Von dem durch eine sehr alte und unvollkommene, später auch ins Lateinische übertragene, französische Übersetzung unter dem falschen Titel »L’homme de cour par Gracián« weltbekannten spanischen Buche ist dieses die erste und einzige, unmittelbar aus der Ursprache gemachte deutsche Übersetzung. Denn die von Dr. Müller 1717 herausgegebene, abgesehen davon, daß sie heutzutage schlechterdings unlesbar ist, kann nur für eine Paraphrase gelten.

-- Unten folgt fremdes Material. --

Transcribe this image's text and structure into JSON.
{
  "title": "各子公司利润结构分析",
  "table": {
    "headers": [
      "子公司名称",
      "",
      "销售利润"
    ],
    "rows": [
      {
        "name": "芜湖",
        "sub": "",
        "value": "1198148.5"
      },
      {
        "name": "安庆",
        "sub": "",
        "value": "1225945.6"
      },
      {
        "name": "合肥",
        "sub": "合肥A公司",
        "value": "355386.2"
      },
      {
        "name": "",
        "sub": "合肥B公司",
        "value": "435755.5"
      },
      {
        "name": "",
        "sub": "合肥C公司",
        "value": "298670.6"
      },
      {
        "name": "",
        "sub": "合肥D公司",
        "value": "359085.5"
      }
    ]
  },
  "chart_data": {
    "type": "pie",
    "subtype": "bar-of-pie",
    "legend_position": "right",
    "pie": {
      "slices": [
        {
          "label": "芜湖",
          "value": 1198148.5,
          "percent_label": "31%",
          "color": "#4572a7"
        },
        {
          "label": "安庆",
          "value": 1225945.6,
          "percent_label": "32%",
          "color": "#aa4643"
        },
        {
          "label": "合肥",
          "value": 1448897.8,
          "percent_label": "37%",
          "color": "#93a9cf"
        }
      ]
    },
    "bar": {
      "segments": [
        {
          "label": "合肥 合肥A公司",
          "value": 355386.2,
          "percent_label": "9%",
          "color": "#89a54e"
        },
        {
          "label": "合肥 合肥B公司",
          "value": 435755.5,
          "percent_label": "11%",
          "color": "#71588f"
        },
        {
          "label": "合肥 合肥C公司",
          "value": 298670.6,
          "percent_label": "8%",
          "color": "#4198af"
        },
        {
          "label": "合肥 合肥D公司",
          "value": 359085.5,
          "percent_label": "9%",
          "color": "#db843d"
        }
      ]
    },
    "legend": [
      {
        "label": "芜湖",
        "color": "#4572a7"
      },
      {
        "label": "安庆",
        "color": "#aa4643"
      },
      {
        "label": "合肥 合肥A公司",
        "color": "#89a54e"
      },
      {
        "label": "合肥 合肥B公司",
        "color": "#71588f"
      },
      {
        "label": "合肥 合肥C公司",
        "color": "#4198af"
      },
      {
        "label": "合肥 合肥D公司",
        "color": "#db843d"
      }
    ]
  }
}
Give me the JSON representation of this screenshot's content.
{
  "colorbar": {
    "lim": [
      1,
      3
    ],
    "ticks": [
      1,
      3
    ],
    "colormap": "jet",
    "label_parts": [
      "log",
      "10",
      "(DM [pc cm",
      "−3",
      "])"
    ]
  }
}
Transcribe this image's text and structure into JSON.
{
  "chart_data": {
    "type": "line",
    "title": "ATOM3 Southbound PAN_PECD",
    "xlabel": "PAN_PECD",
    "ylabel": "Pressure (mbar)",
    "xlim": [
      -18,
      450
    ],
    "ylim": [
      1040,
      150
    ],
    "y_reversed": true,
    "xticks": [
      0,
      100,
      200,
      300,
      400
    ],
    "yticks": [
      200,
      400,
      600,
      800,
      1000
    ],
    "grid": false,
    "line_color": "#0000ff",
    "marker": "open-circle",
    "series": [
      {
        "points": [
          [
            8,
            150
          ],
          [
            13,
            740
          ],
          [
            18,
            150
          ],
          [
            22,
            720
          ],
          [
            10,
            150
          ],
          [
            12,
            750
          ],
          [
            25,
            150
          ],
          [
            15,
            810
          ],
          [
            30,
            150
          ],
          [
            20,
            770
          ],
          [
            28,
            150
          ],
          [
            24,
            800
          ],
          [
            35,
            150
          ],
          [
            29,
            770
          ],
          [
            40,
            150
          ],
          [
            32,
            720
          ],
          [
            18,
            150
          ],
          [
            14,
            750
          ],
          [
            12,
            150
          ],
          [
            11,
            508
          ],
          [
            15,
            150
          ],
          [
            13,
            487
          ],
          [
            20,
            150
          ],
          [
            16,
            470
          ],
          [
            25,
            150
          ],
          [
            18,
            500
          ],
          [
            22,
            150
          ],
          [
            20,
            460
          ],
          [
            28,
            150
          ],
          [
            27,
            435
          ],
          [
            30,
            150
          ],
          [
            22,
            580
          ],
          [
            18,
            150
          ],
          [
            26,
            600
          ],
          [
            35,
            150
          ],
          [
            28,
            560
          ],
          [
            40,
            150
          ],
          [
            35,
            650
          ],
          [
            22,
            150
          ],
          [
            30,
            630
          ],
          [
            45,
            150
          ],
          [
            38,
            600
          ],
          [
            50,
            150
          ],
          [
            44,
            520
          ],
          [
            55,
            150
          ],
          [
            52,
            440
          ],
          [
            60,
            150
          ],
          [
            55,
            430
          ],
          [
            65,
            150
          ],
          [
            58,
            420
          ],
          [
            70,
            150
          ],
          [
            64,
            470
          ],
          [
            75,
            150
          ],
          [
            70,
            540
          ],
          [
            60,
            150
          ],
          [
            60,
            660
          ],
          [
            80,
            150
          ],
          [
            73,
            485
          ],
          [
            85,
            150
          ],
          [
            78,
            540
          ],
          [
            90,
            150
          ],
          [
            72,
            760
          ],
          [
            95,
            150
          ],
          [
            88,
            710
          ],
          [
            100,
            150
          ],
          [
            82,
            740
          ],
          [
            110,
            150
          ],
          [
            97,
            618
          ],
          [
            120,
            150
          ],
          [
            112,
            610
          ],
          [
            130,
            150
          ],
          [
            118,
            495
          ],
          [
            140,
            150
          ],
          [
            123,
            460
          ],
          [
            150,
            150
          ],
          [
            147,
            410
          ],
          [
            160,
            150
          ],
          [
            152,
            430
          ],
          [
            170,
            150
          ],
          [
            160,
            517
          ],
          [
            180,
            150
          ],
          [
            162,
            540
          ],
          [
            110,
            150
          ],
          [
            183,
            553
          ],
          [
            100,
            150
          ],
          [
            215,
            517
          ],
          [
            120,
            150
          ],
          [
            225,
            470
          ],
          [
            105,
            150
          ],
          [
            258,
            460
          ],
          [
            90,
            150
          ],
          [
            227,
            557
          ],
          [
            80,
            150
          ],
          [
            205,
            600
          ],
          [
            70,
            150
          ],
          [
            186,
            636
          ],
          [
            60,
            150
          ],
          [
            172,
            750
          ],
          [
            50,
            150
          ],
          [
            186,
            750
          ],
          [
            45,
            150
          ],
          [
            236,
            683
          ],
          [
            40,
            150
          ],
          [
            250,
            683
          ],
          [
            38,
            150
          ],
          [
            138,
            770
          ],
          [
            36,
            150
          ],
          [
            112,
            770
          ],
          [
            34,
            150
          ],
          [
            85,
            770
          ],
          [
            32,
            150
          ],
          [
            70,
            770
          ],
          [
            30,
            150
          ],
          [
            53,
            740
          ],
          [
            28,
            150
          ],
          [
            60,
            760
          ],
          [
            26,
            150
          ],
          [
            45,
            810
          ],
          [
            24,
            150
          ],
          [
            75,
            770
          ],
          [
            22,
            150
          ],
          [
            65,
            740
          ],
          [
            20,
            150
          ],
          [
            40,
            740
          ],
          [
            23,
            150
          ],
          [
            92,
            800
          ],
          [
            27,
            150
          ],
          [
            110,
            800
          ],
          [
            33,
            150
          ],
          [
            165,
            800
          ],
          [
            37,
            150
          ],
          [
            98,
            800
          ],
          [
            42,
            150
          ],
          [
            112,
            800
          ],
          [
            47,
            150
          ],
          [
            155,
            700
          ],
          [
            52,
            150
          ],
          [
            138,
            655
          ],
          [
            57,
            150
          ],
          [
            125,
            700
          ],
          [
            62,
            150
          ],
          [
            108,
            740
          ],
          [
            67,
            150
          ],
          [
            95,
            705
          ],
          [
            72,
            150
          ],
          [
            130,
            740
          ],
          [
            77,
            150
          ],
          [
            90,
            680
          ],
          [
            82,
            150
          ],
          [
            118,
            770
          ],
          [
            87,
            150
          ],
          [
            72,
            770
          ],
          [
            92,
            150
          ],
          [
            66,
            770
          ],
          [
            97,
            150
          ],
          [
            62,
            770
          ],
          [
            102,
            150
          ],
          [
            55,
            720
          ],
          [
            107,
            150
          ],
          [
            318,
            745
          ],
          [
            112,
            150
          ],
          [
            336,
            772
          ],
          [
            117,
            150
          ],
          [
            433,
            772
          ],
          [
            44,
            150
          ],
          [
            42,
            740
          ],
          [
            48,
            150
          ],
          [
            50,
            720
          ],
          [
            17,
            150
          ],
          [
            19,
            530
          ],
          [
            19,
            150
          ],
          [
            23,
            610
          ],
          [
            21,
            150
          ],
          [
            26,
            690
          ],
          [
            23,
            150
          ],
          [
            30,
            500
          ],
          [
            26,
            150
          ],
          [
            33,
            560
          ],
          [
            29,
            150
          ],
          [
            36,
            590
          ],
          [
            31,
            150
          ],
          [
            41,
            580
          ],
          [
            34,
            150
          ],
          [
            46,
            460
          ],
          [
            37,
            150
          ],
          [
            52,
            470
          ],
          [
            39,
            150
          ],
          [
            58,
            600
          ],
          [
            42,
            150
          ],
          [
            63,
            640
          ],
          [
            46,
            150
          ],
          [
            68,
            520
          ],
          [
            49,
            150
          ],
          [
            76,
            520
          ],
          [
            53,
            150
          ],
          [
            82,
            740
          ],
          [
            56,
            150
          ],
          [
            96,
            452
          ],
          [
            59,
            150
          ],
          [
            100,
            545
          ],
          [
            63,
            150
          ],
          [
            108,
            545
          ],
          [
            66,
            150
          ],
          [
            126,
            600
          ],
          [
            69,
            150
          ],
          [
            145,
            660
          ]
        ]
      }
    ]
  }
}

Gegenwärtige schließt sich dem Text so genau an, als der von Grund aus verschiedene Charakter beider Sprachen es irgend leiden wollte, und der Leser kann versichert sein, daß von dem »Oráculo manual y arte de prudencia« ihm hier nichts verlorengegangen ist, als bloß eine Anzahl Wortspiele, welche wiederzugeben unmöglich war: nur bei einigen ließ die Sprache den Versuch einer annähernden Nachahmung zu, bei welcher auf billige Nachsicht des Lesers gerechnet ist.

Arthur Schopenhauer

Frankfurt am Main 1832

An den Leser

Dem Gerechten keine Gesetze und dem Weisen keine Ratschläge. Und doch hat noch keiner so viel gewußt, als er für sich brauchte: Eines hast du mir zu verzeihen, ein anderes zu danken: daß ich nämlich dieses Handbuch der Lebensklugheit ein Orakel genannt habe, denn es ist ein solches wegen des Sentenziösen und Gedrungenen; sodann aber, daß ich dir in einem Federzuge alle zwölf Werke Gracians darbiete, deren jedes so hoch geschätzt wird, daß sein »Weltkluger« kaum in Spanien erschienen war, als er schon in Frankreich, in dessen Sprache übersetzt und an dessen Hofe gedruckt, genossen wurde. Gegenwärtiges sei der Vernunft ein Denkbuch bei dem Gastmahl ihrer Weisen, in welches sie die in den übrigen Werken aufzutragenden Schüsseln der Klugheit einschreibe, um den Genuß auf eine anmutige Weise zu vervielfältigen.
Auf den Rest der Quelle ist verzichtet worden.